Et même si la justice considérait que les parcelles relevaient du domaine privé de l’Etat, la cession n’a pas respecté le Code général de la propriété des personnes publiques (CGPPP), qui prévoit l’adoption d’une loi préalable à l’aliénation des bois et forêts, estime le syndicat. Et les conditions ne sont pas réunies pour une dérogation autorisant la vente par décret, selon le Snupfen.

Plainte de sept députés socialistes

Au-delà, les deux avocats dénoncent l’absence de mise en concurrence, le prix dérisoire ou encore le non respect du droit de priorité sur la vente du conseil de la communauté de communes de Compiègne.
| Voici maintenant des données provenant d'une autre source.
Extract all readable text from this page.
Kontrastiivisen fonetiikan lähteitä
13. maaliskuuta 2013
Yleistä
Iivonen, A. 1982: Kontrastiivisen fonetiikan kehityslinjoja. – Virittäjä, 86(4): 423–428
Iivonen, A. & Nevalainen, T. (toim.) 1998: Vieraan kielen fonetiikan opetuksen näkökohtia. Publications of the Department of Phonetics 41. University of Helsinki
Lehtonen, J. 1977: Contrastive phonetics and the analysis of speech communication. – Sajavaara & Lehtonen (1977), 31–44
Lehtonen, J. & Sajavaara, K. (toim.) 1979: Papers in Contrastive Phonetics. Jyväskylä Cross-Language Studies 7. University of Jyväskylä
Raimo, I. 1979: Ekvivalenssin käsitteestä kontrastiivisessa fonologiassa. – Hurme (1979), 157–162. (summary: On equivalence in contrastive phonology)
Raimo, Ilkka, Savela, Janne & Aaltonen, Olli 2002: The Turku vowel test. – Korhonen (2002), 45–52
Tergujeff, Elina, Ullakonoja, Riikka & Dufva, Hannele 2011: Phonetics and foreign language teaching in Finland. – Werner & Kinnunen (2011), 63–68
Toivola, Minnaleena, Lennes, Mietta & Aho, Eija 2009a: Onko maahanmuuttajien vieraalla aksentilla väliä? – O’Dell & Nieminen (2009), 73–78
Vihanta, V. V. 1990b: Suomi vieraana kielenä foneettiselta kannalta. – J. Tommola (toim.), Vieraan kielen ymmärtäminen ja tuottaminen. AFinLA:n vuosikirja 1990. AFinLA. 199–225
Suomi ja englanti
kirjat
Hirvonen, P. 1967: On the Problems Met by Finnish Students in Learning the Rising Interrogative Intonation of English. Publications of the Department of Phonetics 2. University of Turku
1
"Le respect du domaine privé ou public de l’Etat, est une question qui regarde l’ensemble des Français et donc la représentation nationale", expliquent Mes Frety et Mengès. "Son aliénation est soumise à des règles strictes qui supposaient son autorisation. Ici, on s’en est dispensé."

Partie civile dans l’enquête sur le volet non ministériel de la vente, le Snupfen a choisi une date stratégique pour son recours. Le délai de deux mois englobe les scrutins, l’alternance et s’achève deux jours après le renouvellement d’une Assemblée nationale qui n’aura pas eu son mot à dire sur la vente.

Ce recours n’a reçu aucune réponse de l’ex-ministre UMP du Budget Valérie Pécresse, ont indiqué Mes Mengès et Frety, sans nouvelles du nouveau ministre, le socialiste Jérôme Cahuzac. Interrogé par l’AFP, le ministère n’a pas souhaité faire de commentaire dans l’immédiat.

L’enquête sur la vente de l’hippodrome avait été ouverte en décembre 2010 à la suite d’une plainte de sept députés socialistes.

Dans un rapport au Sénat en 2011, la socialiste Nicole Bricq, aujourd’hui ministre de l’Ecologie, avait estimé que la procédure de cession avait été « bricolée » et posait "de nombreuses questions de droit administratif".